Subnetting /27 from ISP

Hey guys,

I just need to double-check my design here...

We're having a new Ethernet internet service provisioned and the ISP is handing us a /27.

We have a Cisco ISR which this service will connect to and I need to split the /27 into two /28's. I can do this without notifying the ISP right? Because all they need to know is they're pushing e.g 68.43.5.0/27 to me and

So on our ISR I would have e.g

fa0/0 68.43.5.2/27 - gateway 68.43.5.1/27

fa0/1.1 68.43.5.3/28 (web servers etc)

fa0/1.2 68.43.5.17/28 (used for NAT pool for client PCs)

I would have a default route pointing to 68.43.5.1 out fa0/0

Find more posts tagged with

Comments

networker050184

The router isn't going to let you overlap the subnets on different interfaces.

Heero

do 1 to 1 static NAT for those addresses. Connection to ISP would be 68.43.5.2. First address is ISP gateway, second is your ASR, the rest would be NATed to whatever internal address you want it to map to.

wave

networker050184 wrote: »

The router isn't going to let you overlap the subnets on different interfaces.

Duh! You're right...I clearly need an afternoon caffeine hit!

wave

Heero wrote: »

do 1 to 1 static NAT for those addresses. Connection to ISP would be 68.43.5.2. First address is ISP gateway, second is your ASR, the rest would be NATed to whatever internal address you want it to map to.

Ideally I would like to avoid using NAT. Perhaps I could have the ISP break it into two /28's and give me a /30 for my fa0/0 point-to-point to them? ...and I could use the two /28's on two other router interfaces.

networker050184

Just tell them you want a /30 for the uplink and to route the /27 to you. Then you can do what you want on the inside with it.

ChooseLife

Heero wrote: »

do 1 to 1 static NAT for those addresses. Connection to ISP would be 68.43.5.2. First address is ISP gateway, second is your ASR, the rest would be NATed to whatever internal address you want it to map to.

+1, this is a very (most?) common implementation, and the gateway device is usually a multizone firewall because otherwise you will need multiple firewalls for web servers and clients.
In this set up, public IPs are assigned on the firewall's fa0/0 interface, then some of them are NAT'ed to servers in DMZ(s), while others are used for NAT'ing internal network.

wave

networker050184 wrote: »

Just tell them you want a /30 for the uplink and to route the /27 to you. Then you can do what you want on the inside with it.

Roger that

wave

ChooseLife wrote: »

+1, this is a very (most?) common implementation, and the gateway device is usually a multizone firewall because otherwise you will need multiple firewalls for web servers and clients.
In this set up, public IPs are assigned on the firewall's fa0/0 interface, then some of them are NAT'ed to servers in DMZ(s), while others are used for NAT'ing internal network.
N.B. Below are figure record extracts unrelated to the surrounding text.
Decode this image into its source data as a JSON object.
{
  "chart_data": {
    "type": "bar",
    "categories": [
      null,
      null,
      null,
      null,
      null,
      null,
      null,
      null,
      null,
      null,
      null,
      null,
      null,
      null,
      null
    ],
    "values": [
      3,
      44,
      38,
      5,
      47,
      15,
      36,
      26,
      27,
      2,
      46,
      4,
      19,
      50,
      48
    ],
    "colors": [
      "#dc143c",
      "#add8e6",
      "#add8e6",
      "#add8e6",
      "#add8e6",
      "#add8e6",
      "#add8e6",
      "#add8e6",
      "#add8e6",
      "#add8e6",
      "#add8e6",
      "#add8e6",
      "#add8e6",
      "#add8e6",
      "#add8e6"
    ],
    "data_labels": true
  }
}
You can run into problems with some server applications, Internet serving DNS for example, if you're not able to bind the public IP to the server.

JeanM

wave wrote: »

You can run into problems with some server applications, Internet serving DNS for example, if you're not able to bind the public IP to the server.

Q: but then are you opening up your box potential sec issues since it's not behind nat/firewall?

Heero

You can have a firewall without NAT, and hosts have firewalls as well.

wave

JeanM wrote: »

Q: but then are you opening up your box potential sec issues since it's not behind nat/firewall?

Exactly as Heero mentioned. You can still even use a hardware firewall appliance. Don't think of NAT as a security mechanism, because it really isn't one.

JeanM

Good point, was just thinking out loud.

ChooseLife

wave wrote: »

You can run into problems with some server applications, Internet serving DNS for example, if you're not able to bind the public IP to the server.

I'm curious, could you elaborate on the problems? I managed Internet-facing DNS behind NAT in the past, do not recall having any issues with that.

wave

ChooseLife wrote: »

I'm curious, could you elaborate on the problems? I managed Internet-facing DNS behind NAT in the past, do not recall having any issues with that.

Were you hosting domain names? Was it BIND on *nix?